At the same time, we are more connected than ever before, and many children have access to tablets and smartphones before they learn to walk and talk. Twenty-first century children are more likely to be only children, increasingly pushed to do more by “helicopter parents” who hover over their children to protect them from potential harm. In addition to limitless online opportunities, the omnipresent nature of the digital world brings new risks, like cyber-bullying, that follow children from the schoolyard into their homes.
This report examines modern childhood, looking specifically at the intersection between emotional well-being and new technologies. It explores how parenting and friendships have changed in the digital age. It examines children as digital citizens, and how best to take advantage of online opportunities while minimising the risks. The volume ends with a look at how to foster digital literacy and resilience, highlighting the role of partnerships, policy and protection.

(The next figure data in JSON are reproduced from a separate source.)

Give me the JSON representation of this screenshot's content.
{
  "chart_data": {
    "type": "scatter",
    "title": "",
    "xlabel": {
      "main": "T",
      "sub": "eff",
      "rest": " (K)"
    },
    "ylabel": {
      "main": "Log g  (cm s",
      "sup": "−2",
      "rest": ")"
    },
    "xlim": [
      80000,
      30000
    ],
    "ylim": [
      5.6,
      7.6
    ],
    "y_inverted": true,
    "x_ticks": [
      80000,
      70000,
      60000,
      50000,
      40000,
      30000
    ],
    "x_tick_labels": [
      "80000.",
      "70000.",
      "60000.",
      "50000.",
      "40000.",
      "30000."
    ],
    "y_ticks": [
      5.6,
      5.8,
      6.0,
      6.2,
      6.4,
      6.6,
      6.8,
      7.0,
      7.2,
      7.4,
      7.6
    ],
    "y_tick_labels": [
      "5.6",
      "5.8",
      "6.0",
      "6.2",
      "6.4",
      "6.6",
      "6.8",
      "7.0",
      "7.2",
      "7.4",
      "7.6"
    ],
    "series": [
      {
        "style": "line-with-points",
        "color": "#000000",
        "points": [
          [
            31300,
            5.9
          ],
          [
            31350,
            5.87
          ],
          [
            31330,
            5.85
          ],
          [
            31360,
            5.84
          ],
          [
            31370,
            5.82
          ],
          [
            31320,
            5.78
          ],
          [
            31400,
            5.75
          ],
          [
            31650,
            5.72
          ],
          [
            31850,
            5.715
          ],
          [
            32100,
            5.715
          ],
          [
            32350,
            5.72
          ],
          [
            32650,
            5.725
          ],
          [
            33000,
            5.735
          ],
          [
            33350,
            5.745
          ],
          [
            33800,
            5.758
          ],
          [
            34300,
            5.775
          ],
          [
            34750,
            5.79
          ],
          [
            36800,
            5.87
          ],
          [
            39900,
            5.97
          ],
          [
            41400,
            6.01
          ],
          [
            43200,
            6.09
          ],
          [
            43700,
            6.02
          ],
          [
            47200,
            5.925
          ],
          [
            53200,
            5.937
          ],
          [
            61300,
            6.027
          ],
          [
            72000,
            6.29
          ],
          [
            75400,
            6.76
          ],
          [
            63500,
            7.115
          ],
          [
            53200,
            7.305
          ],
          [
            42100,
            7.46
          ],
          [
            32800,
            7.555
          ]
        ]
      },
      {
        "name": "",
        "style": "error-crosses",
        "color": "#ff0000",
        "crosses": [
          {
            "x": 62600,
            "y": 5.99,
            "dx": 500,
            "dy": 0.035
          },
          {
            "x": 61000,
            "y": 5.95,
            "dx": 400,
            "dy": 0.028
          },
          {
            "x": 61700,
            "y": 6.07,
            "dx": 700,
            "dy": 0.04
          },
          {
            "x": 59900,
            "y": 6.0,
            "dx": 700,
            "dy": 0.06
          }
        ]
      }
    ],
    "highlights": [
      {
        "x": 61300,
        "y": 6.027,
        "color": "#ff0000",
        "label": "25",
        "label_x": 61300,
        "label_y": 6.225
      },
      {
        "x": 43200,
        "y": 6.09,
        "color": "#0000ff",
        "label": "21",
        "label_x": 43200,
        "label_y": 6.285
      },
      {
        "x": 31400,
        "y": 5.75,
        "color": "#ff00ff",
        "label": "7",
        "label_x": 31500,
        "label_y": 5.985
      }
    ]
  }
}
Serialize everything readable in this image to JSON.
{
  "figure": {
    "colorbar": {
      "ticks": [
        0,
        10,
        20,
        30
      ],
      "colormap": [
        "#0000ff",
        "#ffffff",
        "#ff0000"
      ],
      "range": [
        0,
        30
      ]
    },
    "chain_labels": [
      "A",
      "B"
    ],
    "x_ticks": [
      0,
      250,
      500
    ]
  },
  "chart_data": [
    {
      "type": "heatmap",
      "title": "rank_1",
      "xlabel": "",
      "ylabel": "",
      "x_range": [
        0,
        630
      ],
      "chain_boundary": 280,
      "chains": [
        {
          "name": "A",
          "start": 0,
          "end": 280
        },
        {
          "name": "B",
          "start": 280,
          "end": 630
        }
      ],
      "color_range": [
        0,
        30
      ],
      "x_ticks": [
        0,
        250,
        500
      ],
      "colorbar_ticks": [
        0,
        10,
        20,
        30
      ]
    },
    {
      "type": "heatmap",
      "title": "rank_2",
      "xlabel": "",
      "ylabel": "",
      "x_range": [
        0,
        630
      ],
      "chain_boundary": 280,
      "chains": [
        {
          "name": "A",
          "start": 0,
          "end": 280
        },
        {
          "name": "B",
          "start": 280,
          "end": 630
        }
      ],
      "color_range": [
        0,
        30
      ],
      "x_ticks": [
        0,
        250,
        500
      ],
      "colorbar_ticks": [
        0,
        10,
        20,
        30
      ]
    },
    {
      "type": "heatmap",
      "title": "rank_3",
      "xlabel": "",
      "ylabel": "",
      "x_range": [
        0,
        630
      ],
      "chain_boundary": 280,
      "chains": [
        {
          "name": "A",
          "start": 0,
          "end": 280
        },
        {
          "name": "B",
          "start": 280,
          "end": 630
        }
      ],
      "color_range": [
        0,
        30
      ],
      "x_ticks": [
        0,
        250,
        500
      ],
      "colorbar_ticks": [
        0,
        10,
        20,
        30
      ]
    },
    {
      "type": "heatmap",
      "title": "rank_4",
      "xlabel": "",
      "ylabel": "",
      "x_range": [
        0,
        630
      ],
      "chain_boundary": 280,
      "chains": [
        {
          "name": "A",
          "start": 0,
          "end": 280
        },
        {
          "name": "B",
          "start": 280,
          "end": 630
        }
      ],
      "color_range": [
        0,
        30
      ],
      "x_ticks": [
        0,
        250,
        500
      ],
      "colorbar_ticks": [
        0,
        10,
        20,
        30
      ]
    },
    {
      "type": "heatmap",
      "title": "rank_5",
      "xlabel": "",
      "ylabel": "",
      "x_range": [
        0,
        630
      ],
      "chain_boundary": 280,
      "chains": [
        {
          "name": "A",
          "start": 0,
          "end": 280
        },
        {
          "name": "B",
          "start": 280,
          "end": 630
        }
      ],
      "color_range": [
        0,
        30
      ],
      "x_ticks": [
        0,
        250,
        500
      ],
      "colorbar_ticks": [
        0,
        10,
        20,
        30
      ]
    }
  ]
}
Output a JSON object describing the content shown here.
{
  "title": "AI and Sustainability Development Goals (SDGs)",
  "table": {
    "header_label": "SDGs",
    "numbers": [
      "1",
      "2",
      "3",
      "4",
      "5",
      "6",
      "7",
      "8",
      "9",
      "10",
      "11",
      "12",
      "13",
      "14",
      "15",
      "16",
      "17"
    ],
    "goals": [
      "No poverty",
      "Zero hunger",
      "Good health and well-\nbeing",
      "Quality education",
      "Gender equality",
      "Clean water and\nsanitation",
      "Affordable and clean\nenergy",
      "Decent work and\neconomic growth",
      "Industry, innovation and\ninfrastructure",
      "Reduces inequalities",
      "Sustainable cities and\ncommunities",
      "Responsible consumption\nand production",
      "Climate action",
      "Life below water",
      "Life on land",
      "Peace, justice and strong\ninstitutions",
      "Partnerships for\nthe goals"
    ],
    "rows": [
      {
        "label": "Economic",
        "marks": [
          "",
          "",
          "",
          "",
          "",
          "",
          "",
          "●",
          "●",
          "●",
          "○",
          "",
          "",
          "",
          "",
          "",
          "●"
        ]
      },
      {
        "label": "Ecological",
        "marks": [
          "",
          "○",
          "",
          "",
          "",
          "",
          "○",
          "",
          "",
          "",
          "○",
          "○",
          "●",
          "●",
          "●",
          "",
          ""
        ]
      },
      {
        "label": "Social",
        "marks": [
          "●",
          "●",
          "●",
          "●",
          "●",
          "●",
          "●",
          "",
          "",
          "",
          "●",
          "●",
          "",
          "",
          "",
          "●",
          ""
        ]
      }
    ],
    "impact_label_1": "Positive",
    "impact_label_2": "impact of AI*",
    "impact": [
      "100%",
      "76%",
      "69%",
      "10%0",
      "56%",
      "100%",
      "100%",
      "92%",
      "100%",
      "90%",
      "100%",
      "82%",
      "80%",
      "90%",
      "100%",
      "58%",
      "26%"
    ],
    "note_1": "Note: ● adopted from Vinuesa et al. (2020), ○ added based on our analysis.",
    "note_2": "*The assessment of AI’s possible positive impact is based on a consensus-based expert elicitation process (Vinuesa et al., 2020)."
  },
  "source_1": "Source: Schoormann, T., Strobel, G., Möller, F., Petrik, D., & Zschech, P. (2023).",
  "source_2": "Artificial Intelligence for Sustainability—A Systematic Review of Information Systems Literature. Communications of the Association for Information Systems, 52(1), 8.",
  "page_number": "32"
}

Youth inequalities in digital interactions and well-being
This chapter focuses on examining disparities of digital outcomes against the backdrop of social inequalities. In particular, it explores how information and communications technology (ICT) access, skills and uses relate to different socio-cultural and well-being outcomes. Well-being is referred to widely in research and public discourse though its definition and components are debated. In this chapter, it is used to describe the positive outcomes related to civic and social participation and leisure pursuits. Inequalities for young people are examined from all socio-economic backgrounds but highlight the experiences of the most disadvantaged – young people not in employment, education, or training (NEET). This chapter is of interest to those who seek to better understand how the digitisation of everyday life might exacerbate existing patterns of disadvantage as well as those looking for ways to ameliorate inequalities.